Entre los rotos de Alaíde Ventura: Premio Mauricio Achar de Novela 2019

Una novela, editada por Penguin Random House, sobre personas cuyas rupturas internas desembocan en diversos tipos de violencia, y un recorrido por las silenciosas pero visibles consecuencias de la violencia desmedida, y la aflicción que deja a su paso.

En Japón aún se practica el kintsugi, que es el arte de reparar una pieza rota de alfarería, cuyos trozos se pegan a través de una laca que se mezcla con oro o plata. El resultado es un objeto utilizable y evidentemente resquebrajado, con un colorado hilo que delata esta ruptura. En el kintsugi no se trata de camuflar el daño, sino de hacerlo notar de otra forma: de cómo la ruptura es parte del objeto, cuenta su historia y envuelve su personalidad. Estar roto es su constitución.
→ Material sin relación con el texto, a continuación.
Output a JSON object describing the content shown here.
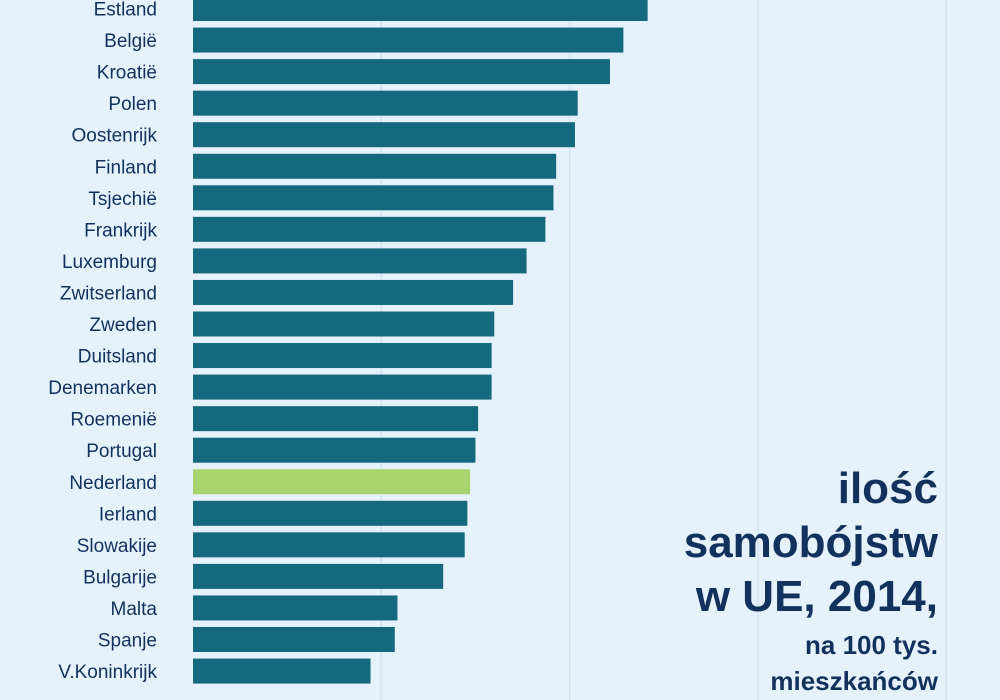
{
  "colors": {
    "bar": "#14697f",
    "highlight": "#a8d46f",
    "grid": "#d3e4f1",
    "text": "#12315c",
    "background": "#e6f2fb"
  },
  "title": {
    "line1": "ilość",
    "line2": "samobójstw",
    "line3": "w UE, 2014,",
    "subtitle1": "na 100 tys.",
    "subtitle2": "mieszkańców"
  },
  "chart_data": {
    "type": "bar",
    "orientation": "horizontal",
    "categories": [
      "Estland",
      "België",
      "Kroatië",
      "Polen",
      "Oostenrijk",
      "Finland",
      "Tsjechië",
      "Frankrijk",
      "Luxemburg",
      "Zwitserland",
      "Zweden",
      "Duitsland",
      "Denemarken",
      "Roemenië",
      "Portugal",
      "Nederland",
      "Ierland",
      "Slowakije",
      "Bulgarije",
      "Malta",
      "Spanje",
      "V.Koninkrijk"
    ],
    "values": [
      16.9,
      16.0,
      15.5,
      14.3,
      14.2,
      13.5,
      13.4,
      13.1,
      12.4,
      11.9,
      11.2,
      11.1,
      11.1,
      10.6,
      10.5,
      10.3,
      10.2,
      10.1,
      9.3,
      7.6,
      7.5,
      6.6
    ],
    "highlight": "Nederland",
    "xlim": [
      0,
      30
    ],
    "grid": true
  }
}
Alaíde Ventura, la autora de la novela Entre los rotos, ganadora del Premio Mauricio Achar de Novela 2019, no es ajena al concepto. “Me gusta porque así somos las personas, ahora tendemos a la curación por medio del decreto y arte de magia, pero en realidad no existe”, dice la joven escritora y antropóloga originaria de Veracruz, en entrevista con Gatopardo. “Puedes hacer paz con tus traumas, vivir con ellos y traerlos cargando como amigos, pero no puedes desprenderte de esos fantasmas”.

Ventura, profesional tuitera de las ironías en la vida cotidiana, así como una talentosa escritora nacida en 1985, decidió alejarse de la objetividad antropológica para un acercamiento más libre hacia las historias, con una narrativa de ficción que eventualmente le dio el premio Gran Angular en 2018 por Como caracol, una novela sobre las relaciones familiares y el Alzheimer.

Al año siguiente publicó Entre los rotos, inspirada por el encuentro de una fotografía familiar: “Era una foto de mis papás peleándose cuando yo era muy bebé. Primero me dio risa, pensaba ‘¿quién tomó esta foto? ¿Por qué?’, y empecé a investigar y descubrí que la tomó mi hermano. Pero no se veía el porqué”. A partir de este ejercicio, Ventura se preguntó por todas las fotos que tenía y qué historia contaban. Lo que comenzó como un ejercicio de qué hay detrás de una foto, juntó raíces y se conectó para llegar a una novela.

“Puedes hacer paz con tus traumas, vivir con ellos y traerlos cargando como amigos, pero no puedes desprenderte de esos fantasmas.”

Entre los rotos, editada por Penguin Random House, es una novela sobre personas cuyas rupturas internas desembocan en diversos tipos de violencia: física, hacia los demás, hacia el cuerpo, de lenguaje y hasta hacia uno mismo. En esta novela, la narradora y protagonista rumia fotos y recuerdos familiares, los que revelan a un padre iracundo que entre golpizas, insultos y abusos devastó con lujo de contemplación la dinámica familiar. El más afectado parece ser Julián, hermano de la narradora cuyo proceso de lidiar con el trauma es la retracción al silencio, de carácter ensordecedor que genera rupturas invisibles, similares a las que su progenitor engendraba con puños y palabras.

“Lo que sí me interesa decir es cómo naturalizamos la violencia a tal grado que ya ni la vemos hasta que sucede algo radical”. Manifestados con listas o sentencias cortas, Entre los rotos está lleno de momentos así, de gente que por razones diversas opta por hacerse de la vista gorda ante una violencia que inesperadamente se fundió con su personalidad, y desquitar este dolor es tan agresivo como involuntario. Julián no habla, su madre vierte toda su atención en él, y la narradora carga un doloroso albatros, y decide irse de casa, donde hiere a diestra y siniestra a personas a su alrededor.

“El roto sigue rompiendo”, exclamó Ventura durante la presentación de su novela, similar al dicho en inglés: “La gente herida hiere [hurt people hurt people]”.

Entre los rotos recuerda que el pasado, desvanecido y viejo como una fotografía, ejerce un siniestro control en nuestra personalidad. Para Ventura, era importante resaltar que todos estamos un poco rotos, lo que nos hace quienes somos. “Me interesa conectar, y que el lector diga ‘yo he estado ahí’. Eso es suficiente porque una historia no vive aislada, si a mí se me ocurrió es porque vivo en un contexto donde esto es posible, y si era posible, debe haber sucedido infinidad de veces. Simplemente busco acompañarnos un poco”, concluye.